CUP is helping smallholder farmers — a group that generally does not have ready access to the latest science on climate change — get a better sense of just how vulnerable they and their coffee are to the likely impacts of climate change, and to begin to identify practices that will reduce their vulnerability.
While we all understand the concept of vulnerability generally, in this context we think of a family’s vulnerability as the combination of three factors: exposure, sensitivity and coping capacity. The very scientific formula might look something like this:
vulnerability = (exposure * sensitivity)/coping capacity
(CIAT has some very talented and qualified people working to actually create a workable equation that will generate a vulnerability coefficient. This formula is my social-sciences take on the basic concept behind the real science. If there are any real scientists in the house, please feel free to amplify and/or correct the “climate-change-for-dummies” notation above.)
- Exposure. This is a measure of the impacts of climate change in a specific geography. It reflects bioclimatic variables. Essentially, the degree to which temperature and rainfall and other climatic variables will vary into the future as a result of climate change depends very much on where you live. We are lucky to work with CIAT’s superstar Peter Laderach on this aspect of the project — Peter has done extensive research on the determinants of coffee quality and the impacts of climate change on coffee productivity and quality. (The current findings are not encouraging.) He will be using climate change models under CUP to generate maps of the communities where we are working in our CAFE Livelihoods project that will illustrate the impacts of climate change by 2020 and 2050 on the “suitability” (quantity and quality) of coffee.
- Sensitivity. This is primarily a measure of the farm system and a farmer’s livelihood strategy — the degree to which current agricultural practices and economic activities put a family at risk of given its level of exposure. For instance, a total dependence for income on sun-grown coffee would make a family very sensitive, indeed, to any exposure to the adverse impacts of climate change. The family down the road, however, with rustic shade-grown coffee intercropped with fruit trees on a highly diversified farm that produces a significant percentage of the diverse and nutritious food it eats, would be less sensitive to the same exposure as its neighbor. CUP is working now to assess the sensitivity of farming systems and identify leading “alternative” crops — basically everything a farmer grows for consumption or the market that is not coffee. CUP’s maps will also illustrate the expected impacts of climate change on up to 30 alternative crops so that farmers can make informed decisions into the future about what to plant in addition to coffee to reduce the sensitivity of their farm systems and livelihood strategies.
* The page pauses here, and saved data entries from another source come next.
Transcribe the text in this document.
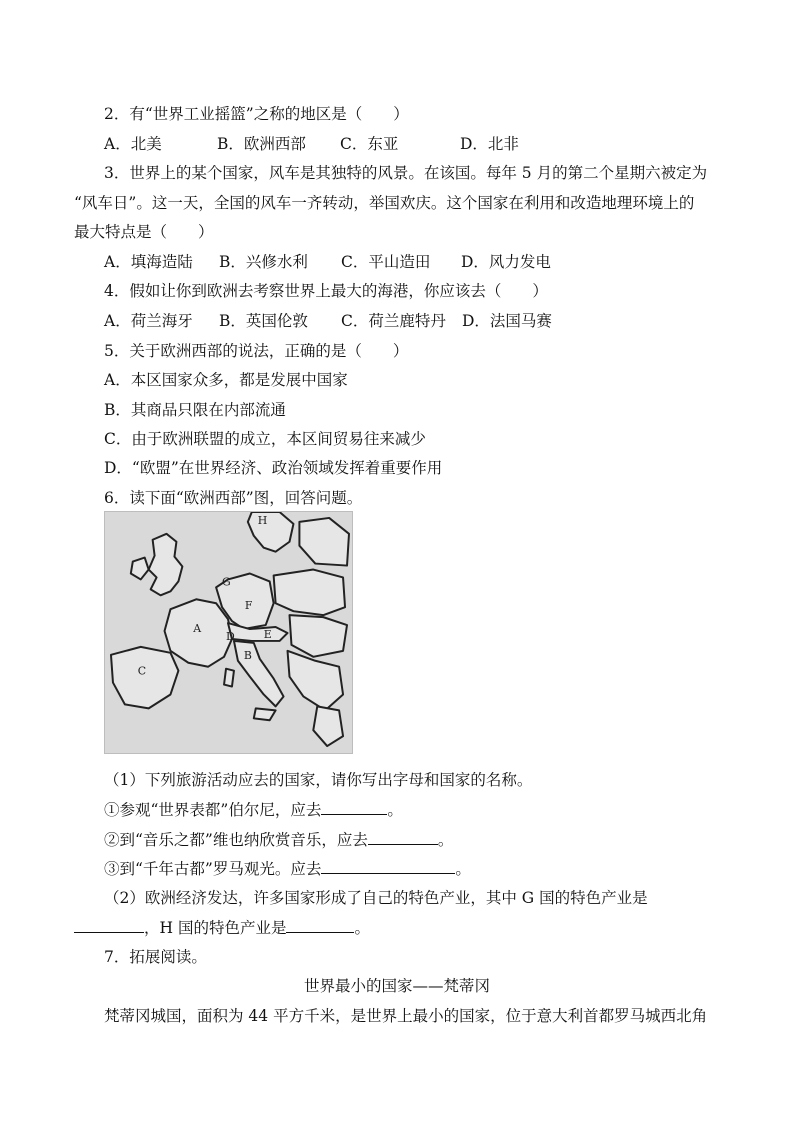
2．有“世界工业摇篮”之称的地区是（　　）
A．北美	B．欧洲西部 C．东亚	D．北非
3．世界上的某个国家，风车是其独特的风景。在该国。每年 5 月的第二个星期六被定为
“风车日”。这一天，全国的风车一齐转动，举国欢庆。这个国家在利用和改造地理环境上的
最大特点是（　　）
A．填海造陆 B．兴修水利 C．平山造田 D．风力发电
4．假如让你到欧洲去考察世界上最大的海港，你应该去（　　）
A．荷兰海牙 B．英国伦敦 C．荷兰鹿特丹 D．法国马赛
5．关于欧洲西部的说法，正确的是（　　）
A．本区国家众多，都是发展中国家
B．其商品只限在内部流通
C．由于欧洲联盟的成立，本区间贸易往来减少
D．“欧盟”在世界经济、政治领域发挥着重要作用
6．读下面“欧洲西部”图，回答问题。
H
G
F
A
D	E
B
C
（1）下列旅游活动应去的国家，请你写出字母和国家的名称。
①参观“世界表都”伯尔尼，应去	。
②到“音乐之都”维也纳欣赏音乐，应去	。
③到“千年古都”罗马观光。应去	。
（2）欧洲经济发达，许多国家形成了自己的特色产业，其中 G 国的特色产业是
，H 国的特色产业是	。
7．拓展阅读。
世界最小的国家——梵蒂冈
梵蒂冈城国，面积为 44 平方千米，是世界上最小的国家，位于意大利首都罗马城西北角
- Coping capacity. This is the sum total of all the resources that families can effectively bring to bear to reduce their vulnerability to climate change: a large, diverse, well-managed farm (natural capital), rainwater harvesting systems (physical capital), their own smarts (human capital), their families, friends and neighbors (social capital), etc. CUP will deliver the results of its analyses of exposure and sensitivity to farming communities and help them identify the local assets and adaptation activities that will improve their coping capacity and reduce their vulnerability to climate change.
To date, we have georeferenced the farms of several thousand of the 7,100 farmers participating in CAFE Livelihoods, and continue to capture that data as we move steadily forward. CIAT, meantime, has conducted field surveys of current farming practices to assess the sensitivity of participating farmers to climate change and advanced in its work to refine the concept of vulnerability. We plan by mid-2010 to begin meetings with farmers to discuss adaptation strategies.
I will be offering periodic “CUPdates” on the project’s progress in the months ahead.